Ladson-Billings says this brush with her mortality made her write The Dreamkeepers for a wider audience. "I could have been dead, you know? It's like, I don't have time to write this dense, academic book. People need this information."
She says she feels blessed to have a job that "lets me do my work." Years ago, when a colleague told her she should spend less time volunteering in the community and focus on getting tenure, Ladson-Billings told him, "I will always have work. I might not always have a job, but I will always have work. I could be the fry girl at McDonald's and I'd still be doing this work."
As Ladson-Billings continues her life's work, she likes to remember the people who struggled to give her opportunities and education.

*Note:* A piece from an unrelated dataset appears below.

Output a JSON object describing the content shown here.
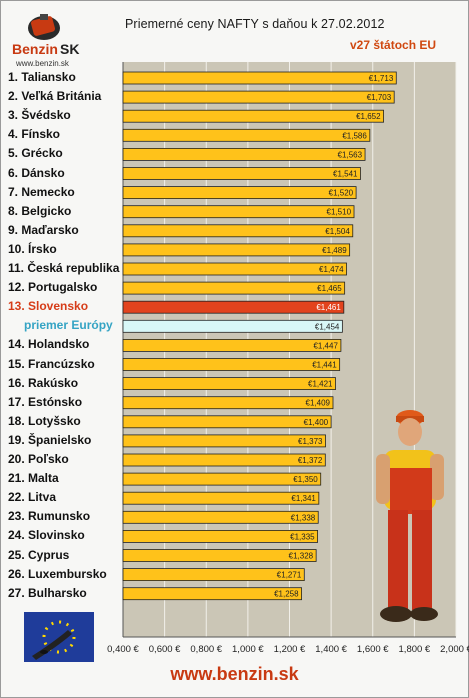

"As bad as things are, we have to remember that I am someone who is about four generations out of slavery. Three out of sharecropping. Two out of legal apartheid, legalized segregation. My mother couldn't try on hats in a downtown department store. State-sanctioned segregation: You can't drink out of that water fountain. You can't go to that school. Somebody struggled against it.
"So you would tell me that educating kids is actually impossible? In light of that?" she asks.
Ensuring that all children get an equal chance at a quality education is the next chapter for the civil rights movement, says Ladson-Billings.
"This is my task. I can't hand it off to someone and say 'you do it.' I'm still doing it."